The page goes on to state under “Guiding Principles” “Our Plan:”

We have a bold new direction for a secure America. We seek: 1) Honest Leadership & Open Government, 2) Real Security, 3) Energy Independence, 4) Economic Prosperity & Educational Excellence, 5) A Healthcare System that Works for Everyone, and 6) Retirement Security.

As I have said so many times my voice is growing hoarse , for half a century the guiding principles of the Democratic Party were quite clear–and they were not the meaningless drivel quoted above. They ring from William Jennings Bryan’s “Cross of Gold” speech right through Woodrow Wilson’s First Inaugural to Harry Truman’s Kiel Auditorium speech.

Here is Bryan:

My friends, it is simply a question that we shall decide upon which side shall the Democratic Party fight. Upon the side of the idle holders of idle capital, or upon the side of the struggling masses? That is the question that the party must answer first; and then it must be answered by each individual hereafter. The sympathies of the Democratic Party, as described by the platform, are on the side of the struggling masses, who have ever been the foundation of the Democratic Party.

Then Wilson:

We have been proud of our industrial achievements, but we have not hitherto stopped thoughtfully enough to count the human cost, the cost of lives snuffed out, of energies overtaxed and broken, the fearful physical and spiritual cost to the men and women and children upon whom the dead weight and burden of it all has fallen pitilessly the years through. The groans and agony of it all had not yet reached our ears, the solemn, moving undertone of our life, coming up out of the mines and factories, and out of every home where the struggle had its intimate and familiar seat. With the great Government went many deep secret things which we too long delayed to look into and scrutinize with candid, fearless eyes. The great Government we loved has too often been made use of for private and selfish purposes, and those who used it had forgotten the people.

Finally Truman:

The have believed always that the welfare of the whole people should come first, and that means that the farmers, labor, small businessmen, and everybody else in the country should have a fair share of the prosperity that goes around.
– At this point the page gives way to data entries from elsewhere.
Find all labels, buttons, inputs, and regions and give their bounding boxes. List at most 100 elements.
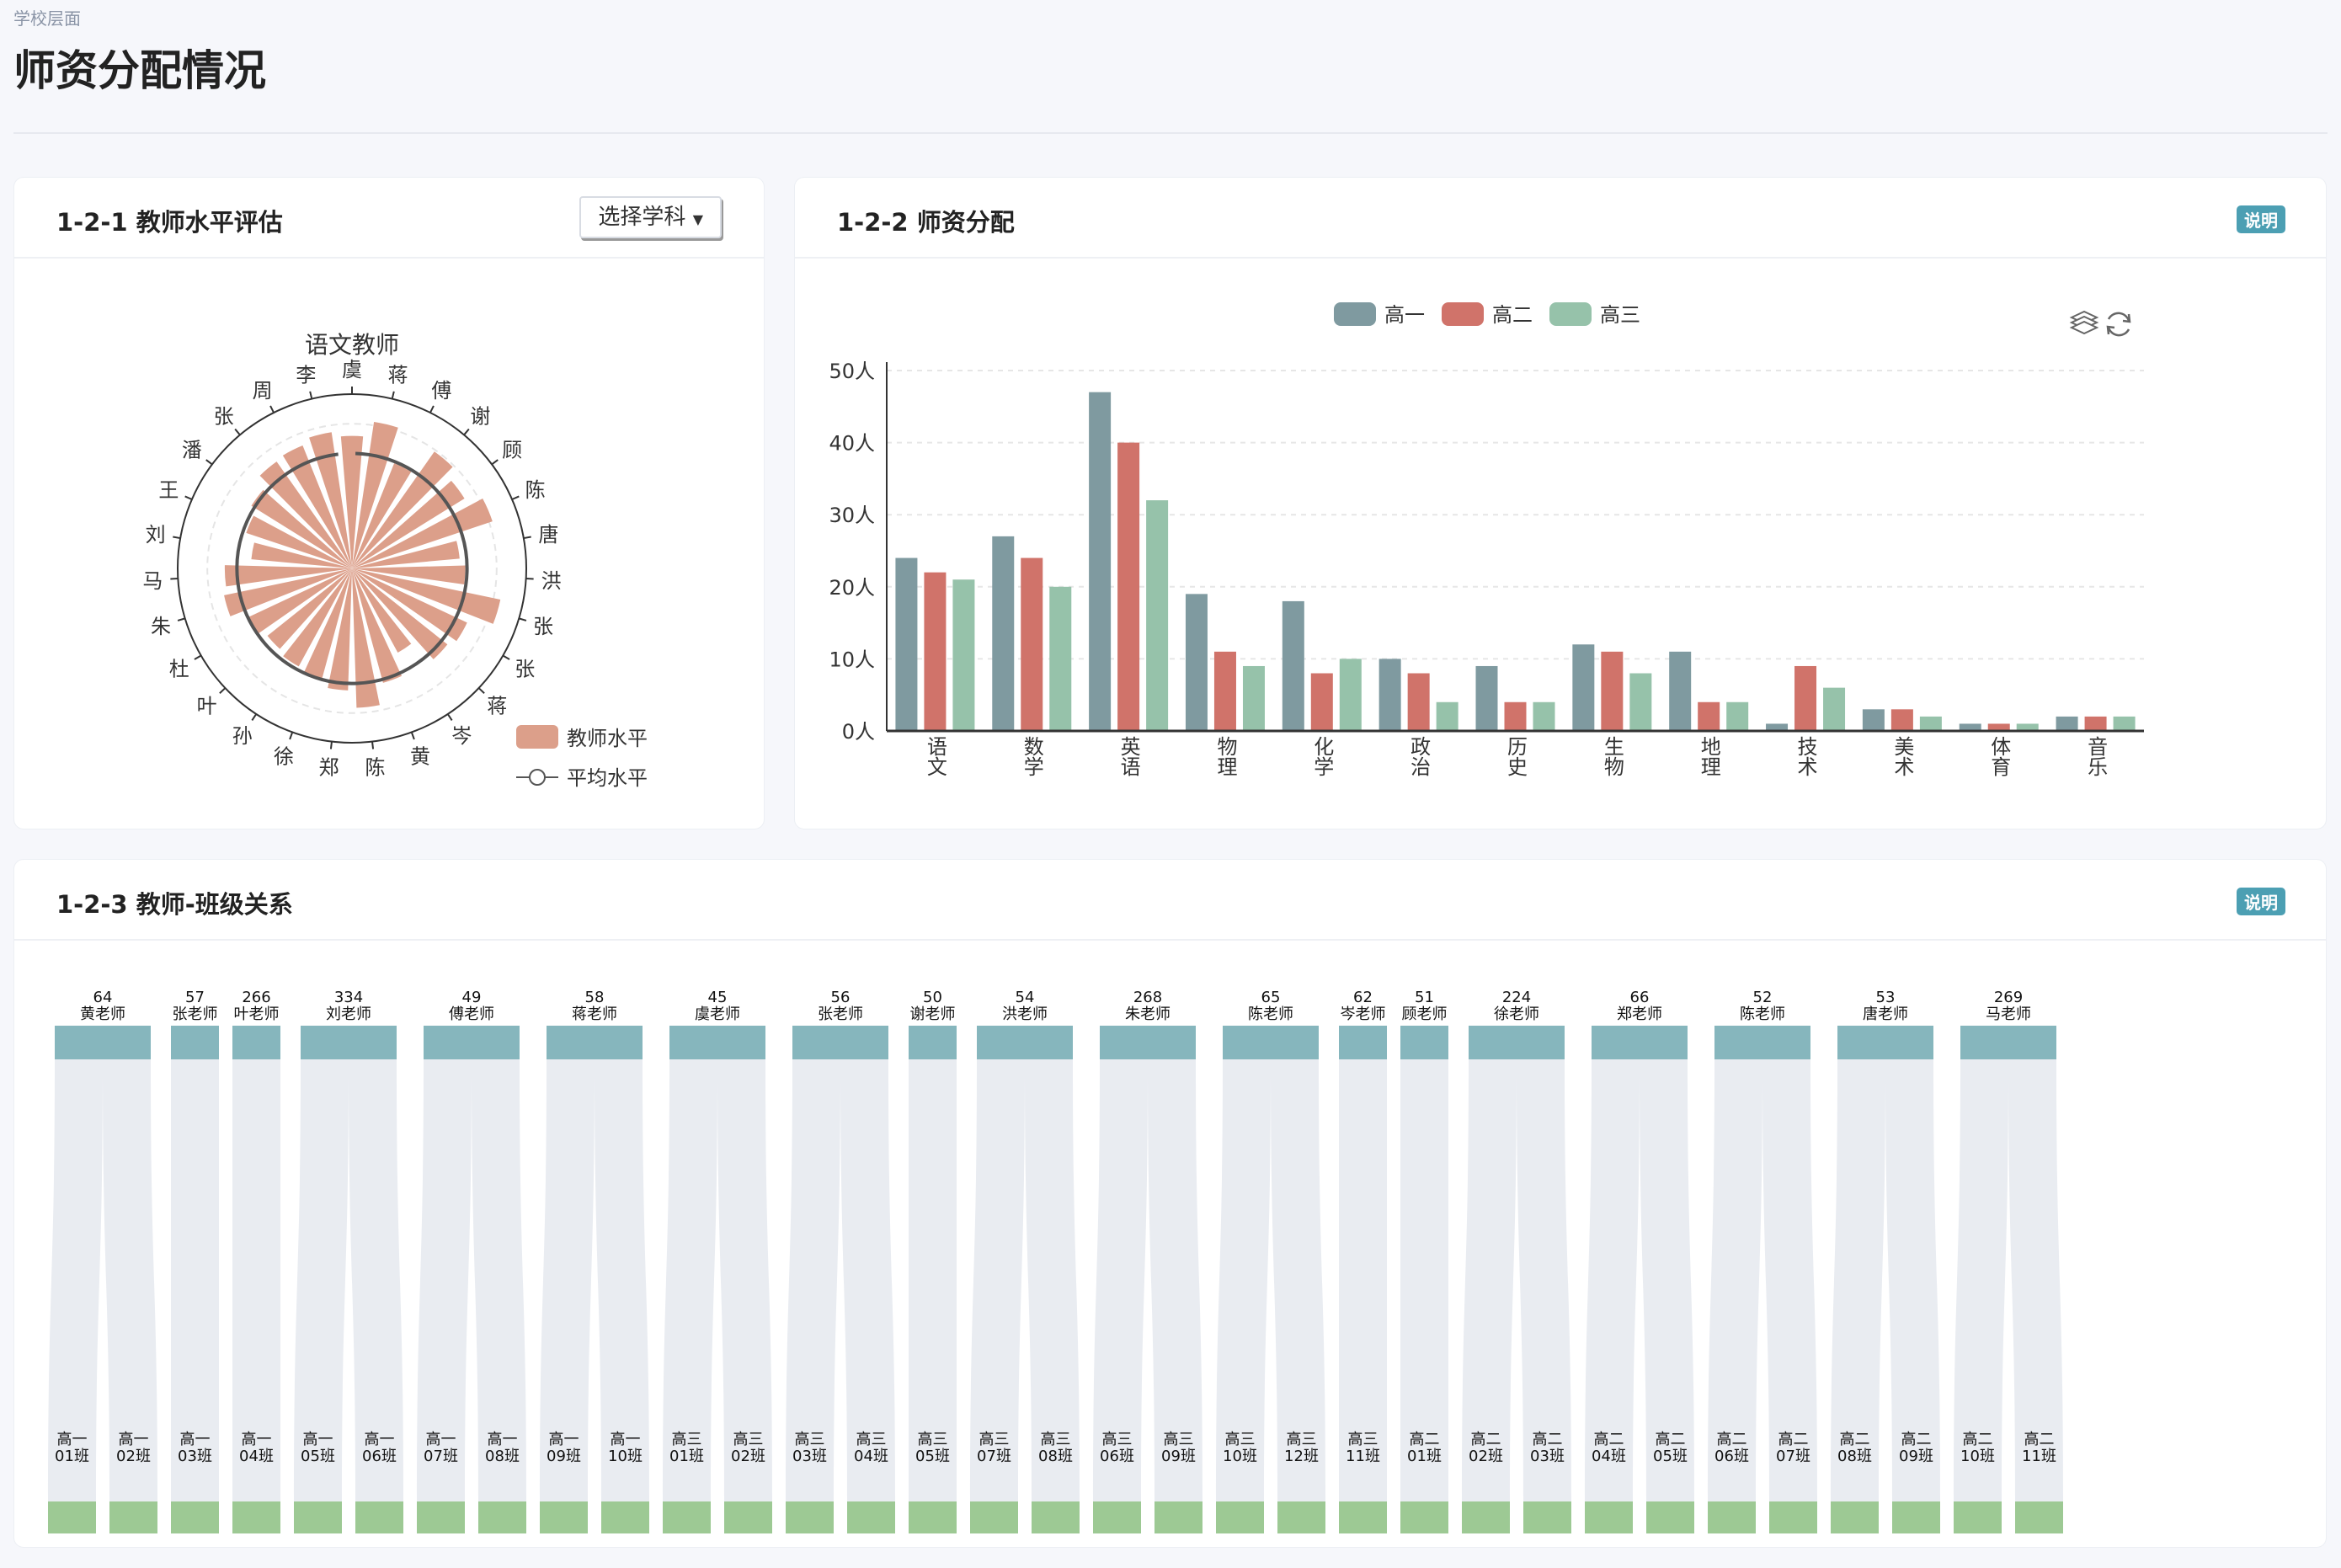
teacher-node[interactable] [1714, 1026, 1810, 1059]
teacher-node[interactable] [424, 1026, 520, 1059]
class-number: 03班 [178, 1448, 212, 1465]
teacher-node[interactable] [301, 1026, 397, 1059]
teacher-node[interactable] [1100, 1026, 1196, 1059]
class-node[interactable] [1032, 1501, 1080, 1533]
class-node[interactable] [970, 1501, 1018, 1533]
class-number: 04班 [854, 1448, 888, 1465]
class-grade: 高三 [1287, 1431, 1317, 1448]
class-node[interactable] [663, 1501, 711, 1533]
class-node[interactable] [232, 1501, 280, 1533]
class-number: 08班 [1038, 1448, 1073, 1465]
class-node[interactable] [1954, 1501, 2002, 1533]
class-number: 10班 [1960, 1448, 1995, 1465]
teacher-node[interactable] [1592, 1026, 1688, 1059]
y-tick-label: 40人 [829, 432, 875, 456]
bar [924, 572, 947, 731]
class-node[interactable] [724, 1501, 772, 1533]
teacher-value: 334 [334, 989, 363, 1006]
axis-tick [429, 405, 435, 413]
teacher-node[interactable] [1960, 1026, 2056, 1059]
class-number: 08班 [1837, 1448, 1872, 1465]
bar [1242, 665, 1265, 731]
teacher-node[interactable] [1339, 1026, 1387, 1059]
teacher-node[interactable] [1223, 1026, 1319, 1059]
teacher-node[interactable] [792, 1026, 888, 1059]
axis-tick [205, 459, 213, 466]
teacher-node[interactable] [547, 1026, 643, 1059]
class-grade: 高二 [1410, 1431, 1440, 1448]
angle-label: 岑 [451, 724, 472, 748]
class-grade: 高三 [672, 1431, 702, 1448]
teacher-node[interactable] [232, 1026, 280, 1059]
teacher-class-card: 1-2-3 教师-班级关系 说明 64 黄老师 57 张老师 266 叶老师 334 刘老师 4… [13, 859, 2327, 1568]
class-node[interactable] [1093, 1501, 1141, 1533]
teacher-value: 58 [585, 989, 605, 1006]
layers-icon[interactable] [2069, 310, 2099, 335]
teacher-node[interactable] [1400, 1026, 1448, 1059]
teacher-value: 269 [1994, 989, 2023, 1006]
class-node[interactable] [786, 1501, 834, 1533]
angle-label: 李 [296, 363, 316, 387]
class-node[interactable] [109, 1501, 157, 1533]
class-grade: 高一 [426, 1431, 456, 1448]
class-node[interactable] [1769, 1501, 1817, 1533]
class-node[interactable] [1831, 1501, 1879, 1533]
teacher-node[interactable] [1469, 1026, 1565, 1059]
refresh-icon[interactable] [2106, 312, 2131, 337]
class-node[interactable] [1523, 1501, 1571, 1533]
class-node[interactable] [1462, 1501, 1510, 1533]
class-grade: 高三 [979, 1431, 1010, 1448]
class-node[interactable] [2015, 1501, 2063, 1533]
teacher-node[interactable] [977, 1026, 1073, 1059]
bar [992, 536, 1015, 731]
axis-tick [446, 713, 453, 722]
angle-label: 蒋 [487, 695, 507, 718]
info-badge[interactable]: 说明 [2237, 205, 2285, 233]
angle-label: 陈 [365, 755, 386, 779]
y-tick-label: 0人 [842, 720, 875, 744]
teacher-name: 虞老师 [695, 1005, 740, 1023]
class-number: 01班 [669, 1448, 704, 1465]
angle-label: 黄 [410, 745, 430, 769]
class-node[interactable] [1892, 1501, 1940, 1533]
teacher-node[interactable] [909, 1026, 957, 1059]
class-node[interactable] [171, 1501, 219, 1533]
class-node[interactable] [1155, 1501, 1202, 1533]
class-node[interactable] [355, 1501, 403, 1533]
class-node[interactable] [540, 1501, 588, 1533]
class-label: 高一 03班 [178, 1431, 212, 1465]
class-node[interactable] [847, 1501, 895, 1533]
class-label: 高一 07班 [424, 1431, 458, 1465]
teacher-node[interactable] [55, 1026, 151, 1059]
axis-tick [329, 741, 333, 749]
card-title: 1-2-1 教师水平评估 [56, 208, 283, 237]
class-number: 09班 [547, 1448, 581, 1465]
teacher-node[interactable] [171, 1026, 219, 1059]
class-node[interactable] [1216, 1501, 1264, 1533]
teacher-node[interactable] [669, 1026, 765, 1059]
class-number: 09班 [1161, 1448, 1196, 1465]
class-node[interactable] [1400, 1501, 1448, 1533]
select-subject-dropdown[interactable]: 选择学科 ▼ [579, 196, 722, 238]
bar [2084, 716, 2107, 731]
class-node[interactable] [1339, 1501, 1387, 1533]
class-node[interactable] [1277, 1501, 1325, 1533]
class-node[interactable] [909, 1501, 957, 1533]
class-node[interactable] [1585, 1501, 1633, 1533]
teacher-node[interactable] [1837, 1026, 1933, 1059]
class-node[interactable] [417, 1501, 465, 1533]
info-badge[interactable]: 说明 [2237, 888, 2285, 915]
class-grade: 高二 [1594, 1431, 1624, 1448]
class-node[interactable] [478, 1501, 526, 1533]
class-node[interactable] [601, 1501, 649, 1533]
class-label: 高一 02班 [116, 1431, 151, 1465]
class-node[interactable] [1646, 1501, 1694, 1533]
teacher-name: 叶老师 [234, 1005, 280, 1023]
teacher-value: 62 [1353, 989, 1373, 1006]
legend-swatch [1334, 302, 1376, 326]
teacher-name: 黄老师 [80, 1005, 125, 1023]
class-node[interactable] [1708, 1501, 1756, 1533]
class-node[interactable] [294, 1501, 342, 1533]
class-node[interactable] [48, 1501, 96, 1533]
x-tick-label: 体育 [1987, 736, 2011, 776]
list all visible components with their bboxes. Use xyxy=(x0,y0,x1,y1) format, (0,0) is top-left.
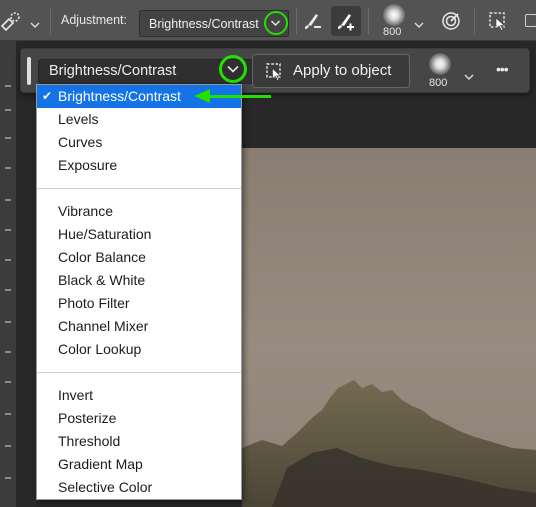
brush-size-chevron-icon[interactable] xyxy=(414,16,424,34)
menu-item-label: Brightness/Contrast xyxy=(58,88,181,104)
menu-item-selective-color[interactable]: Selective Color xyxy=(37,476,241,499)
menu-divider xyxy=(37,372,241,373)
toolbar-divider xyxy=(474,8,475,34)
photo-image[interactable] xyxy=(242,148,536,507)
add-to-selection-button[interactable] xyxy=(331,6,361,36)
panel-tick xyxy=(5,199,11,201)
apply-to-object-label: Apply to object xyxy=(293,62,392,79)
toolbar-divider xyxy=(296,8,297,34)
soft-brush-icon xyxy=(429,53,451,75)
checkbox-icon[interactable] xyxy=(525,14,536,27)
menu-item-vibrance[interactable]: Vibrance xyxy=(37,200,241,223)
adjustment-menu: ✔ Brightness/Contrast Levels Curves Expo… xyxy=(36,84,242,500)
panel-tick xyxy=(5,229,11,231)
panel-tick xyxy=(5,167,11,169)
menu-item-label: Levels xyxy=(58,111,99,127)
panel-tick xyxy=(5,477,11,479)
options-bar: Adjustment: Brightness/Contrast 800 xyxy=(0,0,536,41)
brush-add-icon xyxy=(338,14,354,31)
menu-item-label: Hue/Saturation xyxy=(58,226,152,242)
more-options-button[interactable]: ••• xyxy=(496,61,509,77)
menu-divider xyxy=(37,188,241,189)
sample-all-layers-button[interactable] xyxy=(436,6,466,36)
toolbar-divider xyxy=(368,8,369,34)
chevron-down-icon xyxy=(227,65,239,73)
menu-item-label: Threshold xyxy=(58,433,121,449)
menu-item-label: Curves xyxy=(58,134,103,150)
menu-item-channel-mixer[interactable]: Channel Mixer xyxy=(37,315,241,338)
menu-item-black-white[interactable]: Black & White xyxy=(37,269,241,292)
brush-size-value: 800 xyxy=(429,77,448,89)
menu-item-color-lookup[interactable]: Color Lookup xyxy=(37,338,241,361)
menu-item-label: Channel Mixer xyxy=(58,318,149,334)
menu-item-curves[interactable]: Curves xyxy=(37,131,241,154)
menu-item-levels[interactable]: Levels xyxy=(37,108,241,131)
menu-item-hue-saturation[interactable]: Hue/Saturation xyxy=(37,223,241,246)
menu-item-label: Selective Color xyxy=(58,479,153,495)
brush-size-value: 800 xyxy=(383,26,402,38)
menu-item-label: Exposure xyxy=(58,157,118,173)
target-icon xyxy=(442,12,460,30)
brush-size-chevron-icon[interactable] xyxy=(464,68,474,86)
annotation-arrow-shaft xyxy=(207,95,271,98)
tool-preset-chevron-icon[interactable] xyxy=(30,16,40,34)
adjustment-label: Adjustment: xyxy=(61,13,128,27)
menu-item-label: Vibrance xyxy=(58,203,114,219)
select-subject-icon xyxy=(266,63,282,82)
panel-tick xyxy=(5,381,11,383)
adjustment-select-highlight[interactable] xyxy=(264,11,288,35)
menu-item-color-balance[interactable]: Color Balance xyxy=(37,246,241,269)
menu-item-exposure[interactable]: Exposure xyxy=(37,154,241,177)
menu-item-invert[interactable]: Invert xyxy=(37,384,241,407)
panel-tick xyxy=(5,109,11,111)
menu-item-label: Color Lookup xyxy=(58,341,142,357)
brush-subtract-icon xyxy=(305,14,321,29)
menu-item-photo-filter[interactable]: Photo Filter xyxy=(37,292,241,315)
panel-tick xyxy=(5,259,11,261)
menu-item-posterize[interactable]: Posterize xyxy=(37,407,241,430)
chevron-down-icon xyxy=(270,20,281,27)
drag-handle[interactable] xyxy=(27,57,31,85)
tools-panel-edge xyxy=(0,41,16,507)
adjustment-dropdown-toggle[interactable] xyxy=(219,55,247,83)
menu-item-label: Color Balance xyxy=(58,249,146,265)
panel-tick xyxy=(5,413,11,415)
menu-item-label: Photo Filter xyxy=(58,295,130,311)
adjustment-select-value: Brightness/Contrast xyxy=(149,17,259,31)
panel-tick xyxy=(5,445,11,447)
menu-item-label: Black & White xyxy=(58,272,146,288)
menu-item-label: Gradient Map xyxy=(58,456,143,472)
select-subject-button[interactable] xyxy=(483,6,513,36)
toolbar-divider xyxy=(50,8,51,34)
panel-tick xyxy=(5,321,11,323)
panel-tick xyxy=(5,289,11,291)
apply-to-object-button[interactable]: Apply to object xyxy=(252,54,410,88)
annotation-arrow-head-icon xyxy=(194,89,210,103)
checkmark-icon: ✔ xyxy=(42,89,53,103)
adjustment-dropdown-value: Brightness/Contrast xyxy=(49,63,177,79)
forest-hill-image xyxy=(242,148,536,507)
brush-size-button[interactable]: 800 xyxy=(425,51,455,91)
menu-item-label: Posterize xyxy=(58,410,117,426)
panel-tick xyxy=(5,351,11,353)
menu-item-threshold[interactable]: Threshold xyxy=(37,430,241,453)
subtract-from-selection-button[interactable] xyxy=(298,6,328,36)
menu-item-gradient-map[interactable]: Gradient Map xyxy=(37,453,241,476)
panel-tick xyxy=(5,85,11,87)
soft-brush-icon xyxy=(383,4,405,26)
select-subject-icon xyxy=(489,12,506,31)
menu-item-label: Invert xyxy=(58,387,94,403)
brush-size-button[interactable]: 800 xyxy=(380,2,408,40)
panel-tick xyxy=(5,137,11,139)
object-selection-tool-icon[interactable] xyxy=(0,10,22,37)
The Democratic Party slowly drifted away from these principles until by the time of the New Orleans Declaration it all but repudiated them. This leaves the Platform Committee and Barack Obama with three options:1) continue to support the New Orleans Declaration, 2) support the principles of the “Democratic wing of the Democratic Party” as exemplified by Bryan, Wilson and Truman, or take the Democratic Party in a new direction.

Reaffirming the principles that made the American century does not mean they cannot be recast to meet the needs of present times. Truman’s vision was couched in the language and issues of his times just as was Wilson’s.

Yet the key idea–that government exists to keep the playing field level–remains the same. The question many of us are asking is does Barack Obama believe in those principles enough to again make them the centerpiece of his platform?

If the Democrats are not to repeat the mistakes of 2000 and 2004 they need to state their principles in unequivocal terms. They also need to publicly repudiate the principles of the New Orleans Declaration just as Woodrow Wilson’s Inaugural essantially repudiated the principles of Grover Cleveland’s Bourbons and Harry Truman repudiated the Dixiecrats.

Barack Obama could become the first Democrat in a generation to affirm he supports a rebirth of the principles that made the American Century; that, above all, he supports the idea of the level playing field. Then he needs to expose the Republican Counterrevolution for what it is-an attempt to repudiate that principle and take the nation back to the days of Karl Rove’s inspiration William McKinley.

Barack Obama’s plea for change has inspired many Americans. Now he needs to spell out the principles that will guide that change. Is he for the DLC or the great Democratic Presidents of the last century? A lot of people are waiting for an answer. November depends on it.